Par Jean-Damien Pô[1]

François Bayrou entretient un rapport particulier à l'internet. De tous les "grands" candidats à l'élection présidentielle de 2007, il était le seul à être réellement familier de la Toile. Dans ses discours, il n'a cessé d'ériger l'internet en outil privilégié de la protestation d'un "nouveau tiers état" dressé contre les intérêts liés de la finance et des médias. De ce croisement parfois surprenant entre deux mythologies (l'une, futuriste, fondée sur l'utopie technologique ; l'autre, ancrée dans l'histoire nationale, fondée sur le recours, traditionnel en période électorale, à une rhétorique pré-révolutionnaire), François Bayrou a fait en quelque sorte sa marque de fabrique.
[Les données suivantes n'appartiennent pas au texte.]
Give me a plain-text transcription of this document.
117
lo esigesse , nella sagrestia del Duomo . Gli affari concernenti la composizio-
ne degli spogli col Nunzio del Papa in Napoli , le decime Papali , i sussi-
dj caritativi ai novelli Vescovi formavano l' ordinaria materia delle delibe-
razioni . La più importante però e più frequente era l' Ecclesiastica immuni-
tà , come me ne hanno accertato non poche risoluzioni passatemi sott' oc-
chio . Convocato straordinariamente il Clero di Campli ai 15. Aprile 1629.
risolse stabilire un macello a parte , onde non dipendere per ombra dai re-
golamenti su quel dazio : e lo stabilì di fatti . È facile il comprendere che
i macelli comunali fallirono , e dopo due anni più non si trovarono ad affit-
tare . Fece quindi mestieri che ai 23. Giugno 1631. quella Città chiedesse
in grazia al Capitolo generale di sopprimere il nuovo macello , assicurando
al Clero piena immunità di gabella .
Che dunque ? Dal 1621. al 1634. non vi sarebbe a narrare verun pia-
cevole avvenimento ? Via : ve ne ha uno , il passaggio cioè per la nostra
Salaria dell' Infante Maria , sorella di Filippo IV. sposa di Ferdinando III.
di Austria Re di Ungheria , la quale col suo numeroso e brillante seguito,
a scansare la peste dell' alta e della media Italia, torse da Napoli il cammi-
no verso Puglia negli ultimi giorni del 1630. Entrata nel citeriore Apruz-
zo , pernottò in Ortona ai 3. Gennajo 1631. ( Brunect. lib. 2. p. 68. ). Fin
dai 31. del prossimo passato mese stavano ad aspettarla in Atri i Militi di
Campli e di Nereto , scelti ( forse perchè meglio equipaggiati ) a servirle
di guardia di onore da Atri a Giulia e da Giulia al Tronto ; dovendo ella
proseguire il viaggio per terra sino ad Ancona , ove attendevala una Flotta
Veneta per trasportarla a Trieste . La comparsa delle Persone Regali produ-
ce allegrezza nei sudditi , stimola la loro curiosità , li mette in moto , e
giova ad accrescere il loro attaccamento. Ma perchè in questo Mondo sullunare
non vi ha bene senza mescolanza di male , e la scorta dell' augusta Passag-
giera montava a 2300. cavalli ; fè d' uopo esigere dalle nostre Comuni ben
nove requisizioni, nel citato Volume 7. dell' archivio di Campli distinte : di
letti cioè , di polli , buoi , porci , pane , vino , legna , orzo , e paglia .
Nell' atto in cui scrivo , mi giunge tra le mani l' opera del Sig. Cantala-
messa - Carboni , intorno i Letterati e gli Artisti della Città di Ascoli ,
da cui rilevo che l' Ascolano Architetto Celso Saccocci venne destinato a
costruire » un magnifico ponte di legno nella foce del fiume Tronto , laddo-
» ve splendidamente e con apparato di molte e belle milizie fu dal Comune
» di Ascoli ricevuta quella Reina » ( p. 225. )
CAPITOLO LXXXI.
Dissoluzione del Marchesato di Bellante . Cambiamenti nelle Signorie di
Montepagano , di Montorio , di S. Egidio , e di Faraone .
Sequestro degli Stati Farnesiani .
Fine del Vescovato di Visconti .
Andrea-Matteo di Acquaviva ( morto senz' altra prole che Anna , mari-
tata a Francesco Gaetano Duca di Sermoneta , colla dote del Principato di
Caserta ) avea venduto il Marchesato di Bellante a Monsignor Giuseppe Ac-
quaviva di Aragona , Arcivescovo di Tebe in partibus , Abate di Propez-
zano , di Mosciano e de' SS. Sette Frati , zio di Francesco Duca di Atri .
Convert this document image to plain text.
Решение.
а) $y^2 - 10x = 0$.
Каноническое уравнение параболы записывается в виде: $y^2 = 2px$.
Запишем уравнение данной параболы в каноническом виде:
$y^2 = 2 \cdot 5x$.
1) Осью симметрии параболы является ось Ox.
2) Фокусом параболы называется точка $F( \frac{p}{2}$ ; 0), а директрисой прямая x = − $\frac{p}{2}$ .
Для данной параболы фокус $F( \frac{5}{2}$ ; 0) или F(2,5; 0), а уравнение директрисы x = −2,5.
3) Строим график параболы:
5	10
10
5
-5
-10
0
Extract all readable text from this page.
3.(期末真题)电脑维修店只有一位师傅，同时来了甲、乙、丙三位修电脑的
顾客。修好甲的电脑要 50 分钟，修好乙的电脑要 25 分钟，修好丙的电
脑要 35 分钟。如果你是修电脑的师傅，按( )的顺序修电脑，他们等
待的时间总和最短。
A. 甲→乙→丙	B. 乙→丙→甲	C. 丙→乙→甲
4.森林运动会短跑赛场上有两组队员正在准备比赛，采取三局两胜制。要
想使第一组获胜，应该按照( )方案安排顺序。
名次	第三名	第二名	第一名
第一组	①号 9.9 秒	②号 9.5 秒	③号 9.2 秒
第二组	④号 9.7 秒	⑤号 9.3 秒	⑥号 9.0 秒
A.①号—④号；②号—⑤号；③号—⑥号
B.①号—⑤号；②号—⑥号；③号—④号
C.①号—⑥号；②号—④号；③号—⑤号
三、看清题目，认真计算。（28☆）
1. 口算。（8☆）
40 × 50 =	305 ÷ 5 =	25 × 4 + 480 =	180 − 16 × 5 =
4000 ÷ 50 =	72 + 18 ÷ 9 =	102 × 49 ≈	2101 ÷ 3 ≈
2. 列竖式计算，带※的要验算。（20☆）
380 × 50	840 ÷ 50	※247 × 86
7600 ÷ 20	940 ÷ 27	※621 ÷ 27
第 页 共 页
Le nouveau parti qu'il a porté sur les fonts baptismaux, le 10 mai dernier, est marqué par cette double filiation : placé sous le signe de la "résistance (…) contre toutes les puissances", il a reçu le nom de Mouvement Démocrate – l'acronyme MoDem renvoyant délibérément à la modernité de l'univers numérique.

Très active pendant la campagne, la blogosphère centriste suit avec enthousiasme son champion au lendemain du premier tour. Au nom de l'idéalisme en politique, elle stigmatise les parlementaires centristes qui se rallient en masse au nouveau Président. Sur le Politoblog, Laurent raille ces "députés, lâches, qui quittent le navire tels des rats sentant la tempête pour se blottir chez Nicolas Sarkozy où ils sont sûr que ce sera plus confortable et plus aisé". Sur le blog d'un autre militant centriste, Les Carnets de l'éclusier, le ton se fait épique pour saluer le dernier carré des fidèles – ces parlementaires, souvent inconnus, dont le nom semble appelé à devenir aussi illustre que ceux des maréchaux d'Empire. "Citons les plus fermes d'entre eux : Artigues, Comparini, Vignoble, Lassalle."

Le MoDem naît ainsi dans l'ivresse des commencements. Le 11 mai, Quitterie Delmas, muse de la campagne bayrouiste et porte-parole des Jeunes UDF à Paris, s'enthousiasme : "d'heure en heure, des mails de préinscriptions arrivent. Alors que les princes se tirent, les citoyens s'engagent. Comme un coeur qui commence à s'irriguer, le Mouvement démocrate est né par ces innombrables inscriptions. 33 000 à cette heure-ci. Nous n'avions jamais vu ça." Le lendemain, le Trinity's Blog lui fait écho : "déjà 40 000 Français se sont inscrits au nouveau Mouvement Démocrate… Et l'on entend que l'élan Bayrou serait en train de s'éteindre... Drôle de manière de mourir !".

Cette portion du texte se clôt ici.